Carolina Contreras is a Dominican-American entrepreneur, activist, and blogger, best known as the founder of Miss Rizos. She advocates for Afro-Latinas wearing hair naturally instead of chemically relaxing their hair, stemming from her own experiences with relaxing.

== Early life ==
Contreras was born in the Dominican Republic in 1986 or 1987, and moved to the United States at the age of four, growing up in Somerville, Massachusetts, with five siblings. As a child, she and her sisters began chemically relaxing their hair, a common practice in Dominican culture. In high school, Contreras began to question racial identity after reading Race Matters by Cornel West, which led her to identify more strongly as Black. She later returned to the Dominican Republic to reconnect with her heritage. While sunbathing on a beach, two college professors approached her and suggested she stop in order to not further darken her skin. When she refused and said she would embrace her blackness, they told her that she did not due to her straightened hair. This incident motivated her to stop straightening her hair.

== Career ==
Contreras began writing a blog in 2012 in Spanish about natural hair after cutting her chemically straightened hair and experimenting with natural recipes to maintain it. At the time, most online resources for natural hair care were in English. Her blog gained popularity among Dominican women who wanted to wear their hair naturally but lacked guidance in Spanish. Curly hair in Dominican culture was seen as "ugly" and "unruly", attributed to the influence of European colonization in the country.

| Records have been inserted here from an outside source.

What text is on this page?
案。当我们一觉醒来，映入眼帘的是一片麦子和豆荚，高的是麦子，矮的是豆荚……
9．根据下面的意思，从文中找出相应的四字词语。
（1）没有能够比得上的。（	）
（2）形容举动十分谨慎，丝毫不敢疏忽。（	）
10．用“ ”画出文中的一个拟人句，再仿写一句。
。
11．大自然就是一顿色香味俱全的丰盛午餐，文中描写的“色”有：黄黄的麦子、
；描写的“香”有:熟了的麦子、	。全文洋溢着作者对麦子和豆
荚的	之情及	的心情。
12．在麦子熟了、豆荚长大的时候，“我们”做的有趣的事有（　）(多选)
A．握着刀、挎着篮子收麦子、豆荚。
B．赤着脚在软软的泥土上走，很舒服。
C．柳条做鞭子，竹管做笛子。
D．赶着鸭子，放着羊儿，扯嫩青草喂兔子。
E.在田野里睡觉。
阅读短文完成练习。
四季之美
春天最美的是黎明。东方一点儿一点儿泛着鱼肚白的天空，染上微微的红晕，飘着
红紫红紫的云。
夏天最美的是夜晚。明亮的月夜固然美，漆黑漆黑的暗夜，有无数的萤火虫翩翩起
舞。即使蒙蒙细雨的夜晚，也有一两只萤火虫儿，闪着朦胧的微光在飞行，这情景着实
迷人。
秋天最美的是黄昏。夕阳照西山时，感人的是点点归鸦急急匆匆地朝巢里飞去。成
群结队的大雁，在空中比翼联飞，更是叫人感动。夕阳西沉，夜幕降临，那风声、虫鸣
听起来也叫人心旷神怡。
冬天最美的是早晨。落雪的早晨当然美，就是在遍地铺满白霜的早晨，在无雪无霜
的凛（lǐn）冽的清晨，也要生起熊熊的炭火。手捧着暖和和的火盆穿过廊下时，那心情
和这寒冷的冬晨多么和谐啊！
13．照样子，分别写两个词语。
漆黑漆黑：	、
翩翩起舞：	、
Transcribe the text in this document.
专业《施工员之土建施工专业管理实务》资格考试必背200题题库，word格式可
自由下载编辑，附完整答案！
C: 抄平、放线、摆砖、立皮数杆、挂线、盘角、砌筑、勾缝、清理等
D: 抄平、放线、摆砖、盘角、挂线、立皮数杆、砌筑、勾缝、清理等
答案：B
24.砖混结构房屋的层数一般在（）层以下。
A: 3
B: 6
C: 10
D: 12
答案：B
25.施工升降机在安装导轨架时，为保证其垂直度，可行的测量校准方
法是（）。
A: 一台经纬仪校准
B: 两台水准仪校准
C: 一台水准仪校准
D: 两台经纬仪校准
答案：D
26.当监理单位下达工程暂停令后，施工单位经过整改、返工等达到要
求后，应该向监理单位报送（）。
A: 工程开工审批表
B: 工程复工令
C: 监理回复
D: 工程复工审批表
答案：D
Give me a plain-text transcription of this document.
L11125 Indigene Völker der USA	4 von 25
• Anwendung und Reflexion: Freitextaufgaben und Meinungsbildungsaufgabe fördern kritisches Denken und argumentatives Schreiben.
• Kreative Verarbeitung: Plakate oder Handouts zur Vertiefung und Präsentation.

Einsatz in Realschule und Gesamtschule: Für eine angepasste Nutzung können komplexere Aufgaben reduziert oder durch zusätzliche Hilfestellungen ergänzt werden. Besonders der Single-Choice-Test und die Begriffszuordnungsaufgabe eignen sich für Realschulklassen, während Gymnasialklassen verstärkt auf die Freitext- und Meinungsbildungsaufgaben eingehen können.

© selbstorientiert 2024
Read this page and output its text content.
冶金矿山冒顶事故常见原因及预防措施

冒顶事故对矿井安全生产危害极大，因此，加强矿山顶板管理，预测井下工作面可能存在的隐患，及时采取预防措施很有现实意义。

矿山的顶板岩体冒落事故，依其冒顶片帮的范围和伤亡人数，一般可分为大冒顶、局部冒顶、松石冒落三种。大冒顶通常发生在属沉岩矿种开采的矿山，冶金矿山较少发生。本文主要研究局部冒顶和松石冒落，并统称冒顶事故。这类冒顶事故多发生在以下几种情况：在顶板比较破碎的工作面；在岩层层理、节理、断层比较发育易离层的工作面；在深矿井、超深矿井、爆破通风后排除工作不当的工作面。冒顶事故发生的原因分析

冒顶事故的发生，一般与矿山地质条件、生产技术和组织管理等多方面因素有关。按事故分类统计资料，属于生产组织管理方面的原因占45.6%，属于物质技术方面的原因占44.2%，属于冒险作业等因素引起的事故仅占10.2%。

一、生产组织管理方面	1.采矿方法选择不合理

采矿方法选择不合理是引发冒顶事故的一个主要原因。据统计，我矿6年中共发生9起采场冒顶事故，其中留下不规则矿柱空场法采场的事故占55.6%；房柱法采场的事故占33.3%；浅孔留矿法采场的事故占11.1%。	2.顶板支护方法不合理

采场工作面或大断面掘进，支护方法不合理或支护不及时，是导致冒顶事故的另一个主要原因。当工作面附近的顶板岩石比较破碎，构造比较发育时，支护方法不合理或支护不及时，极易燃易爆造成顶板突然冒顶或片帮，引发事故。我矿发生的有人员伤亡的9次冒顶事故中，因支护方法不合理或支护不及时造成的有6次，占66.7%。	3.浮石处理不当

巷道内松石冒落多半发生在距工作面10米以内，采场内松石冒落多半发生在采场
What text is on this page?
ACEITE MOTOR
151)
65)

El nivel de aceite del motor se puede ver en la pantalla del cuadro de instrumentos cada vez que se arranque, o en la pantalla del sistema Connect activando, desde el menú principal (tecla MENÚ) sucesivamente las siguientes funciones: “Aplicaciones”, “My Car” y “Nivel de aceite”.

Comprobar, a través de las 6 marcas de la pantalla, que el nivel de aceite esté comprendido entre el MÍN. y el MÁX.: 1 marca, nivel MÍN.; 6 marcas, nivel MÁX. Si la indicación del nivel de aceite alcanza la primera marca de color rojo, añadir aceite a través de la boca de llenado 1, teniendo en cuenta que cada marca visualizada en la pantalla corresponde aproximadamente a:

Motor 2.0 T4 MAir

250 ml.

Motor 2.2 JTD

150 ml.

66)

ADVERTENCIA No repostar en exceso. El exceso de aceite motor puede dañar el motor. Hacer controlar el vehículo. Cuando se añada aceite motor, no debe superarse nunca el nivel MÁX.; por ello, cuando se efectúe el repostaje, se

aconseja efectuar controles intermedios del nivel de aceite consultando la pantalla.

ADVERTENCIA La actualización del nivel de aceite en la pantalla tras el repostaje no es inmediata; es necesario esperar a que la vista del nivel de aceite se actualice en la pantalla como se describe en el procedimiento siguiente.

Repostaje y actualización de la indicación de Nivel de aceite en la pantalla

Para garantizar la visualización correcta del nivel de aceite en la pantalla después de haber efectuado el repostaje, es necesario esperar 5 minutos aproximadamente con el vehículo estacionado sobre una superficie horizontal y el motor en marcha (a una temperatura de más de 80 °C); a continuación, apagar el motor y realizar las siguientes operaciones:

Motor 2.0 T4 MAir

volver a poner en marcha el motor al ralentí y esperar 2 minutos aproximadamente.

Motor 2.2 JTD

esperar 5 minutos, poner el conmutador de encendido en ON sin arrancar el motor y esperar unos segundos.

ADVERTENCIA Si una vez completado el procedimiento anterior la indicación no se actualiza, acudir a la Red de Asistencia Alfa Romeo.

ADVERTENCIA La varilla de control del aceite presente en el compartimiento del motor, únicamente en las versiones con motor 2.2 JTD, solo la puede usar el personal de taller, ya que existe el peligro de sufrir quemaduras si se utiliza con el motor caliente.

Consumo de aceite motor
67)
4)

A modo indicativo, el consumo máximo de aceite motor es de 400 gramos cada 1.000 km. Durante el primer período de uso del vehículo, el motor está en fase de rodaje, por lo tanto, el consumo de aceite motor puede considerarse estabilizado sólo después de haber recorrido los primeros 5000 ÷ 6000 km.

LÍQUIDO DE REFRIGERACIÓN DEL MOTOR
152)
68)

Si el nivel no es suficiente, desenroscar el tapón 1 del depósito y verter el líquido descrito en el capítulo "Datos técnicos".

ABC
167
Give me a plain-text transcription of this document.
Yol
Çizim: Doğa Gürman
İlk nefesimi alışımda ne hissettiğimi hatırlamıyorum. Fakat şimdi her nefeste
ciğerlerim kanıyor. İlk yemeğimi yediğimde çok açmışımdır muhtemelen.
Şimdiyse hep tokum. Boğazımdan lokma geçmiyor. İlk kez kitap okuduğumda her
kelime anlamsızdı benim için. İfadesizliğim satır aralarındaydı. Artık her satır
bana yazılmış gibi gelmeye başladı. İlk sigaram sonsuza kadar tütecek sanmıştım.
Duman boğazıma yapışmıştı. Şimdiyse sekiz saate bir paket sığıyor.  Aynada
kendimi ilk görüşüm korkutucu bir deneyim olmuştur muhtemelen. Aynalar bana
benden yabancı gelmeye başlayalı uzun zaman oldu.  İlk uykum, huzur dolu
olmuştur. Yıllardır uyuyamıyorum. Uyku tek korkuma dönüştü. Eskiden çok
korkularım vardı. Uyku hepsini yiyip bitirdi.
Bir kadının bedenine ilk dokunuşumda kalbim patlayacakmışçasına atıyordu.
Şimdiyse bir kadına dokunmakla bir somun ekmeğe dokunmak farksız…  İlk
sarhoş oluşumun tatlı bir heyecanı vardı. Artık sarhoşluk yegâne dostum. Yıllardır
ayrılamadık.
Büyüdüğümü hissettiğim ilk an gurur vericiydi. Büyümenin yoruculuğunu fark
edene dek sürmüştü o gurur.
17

In 2014, after raising funds through an Indiegogo campaign and saving money, Contreras opened Miss Rizos Salon on Calle Isabel La Católica in Santo Domingo. It was one of the first all-natural hair salons in the country. The salon caters to women who prefer to wear their natural curls rather than straightened hair, offering professional styling in a country where straightened hair had traditionally been the beauty standard. The motto of the salon is "Yo amo mi pajón" ("I love my Afro-like hair"). Miss Rizos later expanded internationally with a location in Washington Heights, Manhattan, New York City. In 2023, Contreras launched a Miss Rizos hair product line, becoming the first Dominican and Afro-Latina brand to be stocked by Sephora. In addition to being a businesswoman, Contreras is an activist, using social media to dissuade negative stereotypes and connotations about curly hair.